With Devin Singletary as the Bills’ main rusher, Dillon would provide some balance to their ground game. Singletary was a rookie out of Florida Atlantic last year—another under-the-radar program—and earned a similar prospect grade to Dillon from NFL.com. At 5-foot-7 and 203 pounds, Singletary is much smaller than Dillon and focuses his run game on finesse. Adding Dillon to the roster would provide some much-needed size and power to the Bills’ backfield, as he’s shown his ability to drive right through defenses for big gains.
It’s hard to find any drawbacks here for Dillon, as he’d likely get reps right away. He’s the kind of rusher that the AFC East isn’t used to seeing, as the ground game in that division is led by guys such as Sony Michel, Jordan Howard, and Le’Veon Bell, all of whom are at least 25 pounds smaller than Dillon.
Chad Reuter of NFL.com: Dillon Taken by LA Chargers at No. 112
Reuter’s is the highest projection for Dillon at No. 112. Dillon would be a huge get for the Chargers, as their depth chart currently only has two running backs: Austin Ekeler and Justin Jackson.

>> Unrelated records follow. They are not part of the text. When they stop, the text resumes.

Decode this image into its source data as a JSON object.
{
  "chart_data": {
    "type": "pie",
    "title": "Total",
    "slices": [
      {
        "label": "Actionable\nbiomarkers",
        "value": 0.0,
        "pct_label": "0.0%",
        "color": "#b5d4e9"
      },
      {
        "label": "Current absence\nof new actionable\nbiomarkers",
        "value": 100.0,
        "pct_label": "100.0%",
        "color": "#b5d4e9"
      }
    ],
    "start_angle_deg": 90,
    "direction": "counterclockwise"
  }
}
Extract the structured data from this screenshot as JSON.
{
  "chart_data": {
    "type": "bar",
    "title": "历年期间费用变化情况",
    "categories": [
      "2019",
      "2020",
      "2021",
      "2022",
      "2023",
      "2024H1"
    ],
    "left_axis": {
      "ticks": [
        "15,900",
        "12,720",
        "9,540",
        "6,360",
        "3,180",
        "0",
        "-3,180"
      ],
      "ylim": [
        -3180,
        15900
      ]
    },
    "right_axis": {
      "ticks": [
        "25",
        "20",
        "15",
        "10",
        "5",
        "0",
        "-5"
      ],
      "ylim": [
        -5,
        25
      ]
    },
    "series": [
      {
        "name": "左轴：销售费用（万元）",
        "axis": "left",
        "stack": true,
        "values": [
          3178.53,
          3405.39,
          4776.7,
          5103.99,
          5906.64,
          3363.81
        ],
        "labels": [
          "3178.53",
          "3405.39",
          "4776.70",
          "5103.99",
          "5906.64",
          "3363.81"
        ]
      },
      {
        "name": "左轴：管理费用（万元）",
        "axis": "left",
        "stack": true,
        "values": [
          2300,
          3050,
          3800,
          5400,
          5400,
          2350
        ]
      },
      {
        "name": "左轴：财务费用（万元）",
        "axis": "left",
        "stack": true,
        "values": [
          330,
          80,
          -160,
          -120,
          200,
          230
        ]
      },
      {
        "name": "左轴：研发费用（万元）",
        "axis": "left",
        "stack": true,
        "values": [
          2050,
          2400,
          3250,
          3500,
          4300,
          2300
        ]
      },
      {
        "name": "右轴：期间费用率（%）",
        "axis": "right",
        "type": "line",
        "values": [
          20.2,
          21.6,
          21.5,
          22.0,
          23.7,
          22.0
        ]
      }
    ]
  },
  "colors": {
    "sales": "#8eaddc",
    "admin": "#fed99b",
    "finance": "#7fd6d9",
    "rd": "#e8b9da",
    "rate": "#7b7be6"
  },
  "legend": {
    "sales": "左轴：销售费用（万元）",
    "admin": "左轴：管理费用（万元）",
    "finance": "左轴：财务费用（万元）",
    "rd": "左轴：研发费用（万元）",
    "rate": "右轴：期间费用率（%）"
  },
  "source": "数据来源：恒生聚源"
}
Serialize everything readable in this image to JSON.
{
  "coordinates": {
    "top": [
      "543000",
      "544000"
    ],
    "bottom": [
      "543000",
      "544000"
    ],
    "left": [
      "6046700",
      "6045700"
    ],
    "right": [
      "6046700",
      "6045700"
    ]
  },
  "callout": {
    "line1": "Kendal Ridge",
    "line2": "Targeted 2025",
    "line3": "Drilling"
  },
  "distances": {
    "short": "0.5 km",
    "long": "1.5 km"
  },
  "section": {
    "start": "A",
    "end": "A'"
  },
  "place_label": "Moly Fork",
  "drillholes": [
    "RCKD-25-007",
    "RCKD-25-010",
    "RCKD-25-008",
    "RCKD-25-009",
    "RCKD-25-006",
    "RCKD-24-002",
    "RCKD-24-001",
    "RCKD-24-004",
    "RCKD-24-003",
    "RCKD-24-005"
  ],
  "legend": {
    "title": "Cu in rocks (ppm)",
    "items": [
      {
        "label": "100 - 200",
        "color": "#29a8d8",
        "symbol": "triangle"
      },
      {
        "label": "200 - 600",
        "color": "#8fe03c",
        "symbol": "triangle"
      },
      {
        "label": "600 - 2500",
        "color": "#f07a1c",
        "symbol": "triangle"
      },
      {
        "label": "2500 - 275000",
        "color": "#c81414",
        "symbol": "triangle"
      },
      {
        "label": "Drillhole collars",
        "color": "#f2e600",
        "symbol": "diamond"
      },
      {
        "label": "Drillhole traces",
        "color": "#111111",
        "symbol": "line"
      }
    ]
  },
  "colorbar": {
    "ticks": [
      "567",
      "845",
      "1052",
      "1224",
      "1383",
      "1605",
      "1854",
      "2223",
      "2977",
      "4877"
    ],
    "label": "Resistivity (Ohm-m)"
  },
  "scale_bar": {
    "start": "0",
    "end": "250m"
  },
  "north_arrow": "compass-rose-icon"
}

This situation would give Dillon the chance to get lots of reps from the get-go, giving him the chance to prove his worth as a potential starter.
In a 2016 interview with Chargers.com, then-offensive coordinator Ken Whisenhunt said the team’s main focus in the upcoming season was going to be to improve the run game through sustained drives. Not much changed in his tenure, which ended in October of 2019, and the Chargers still lack a consistent running game.
The addition of a solid running corps would also better the quarterback’s chances by making play action more believable. And with the departure of Phillip Rivers to Indianapolis in the offseason, the Chargers will look for a rookie QB to take his place. It’ll undoubtedly take time for the quarterback to adjust—as it does with any quarterback in a new offense—and the dependability of Dillon’s run game would be a huge help to get things moving on offense in the meantime.
Overall, Dillon isn’t projected to hear his name called on the first or even the second day. But analysts have been wrong in the past—in fact, it’s nearly impossible to predict every single draft selection correctly. Wherever Dillon ends up, he’ll have to continue to prove himself as an offensive weapon to work his way up the depth chart. All he can do now is wait.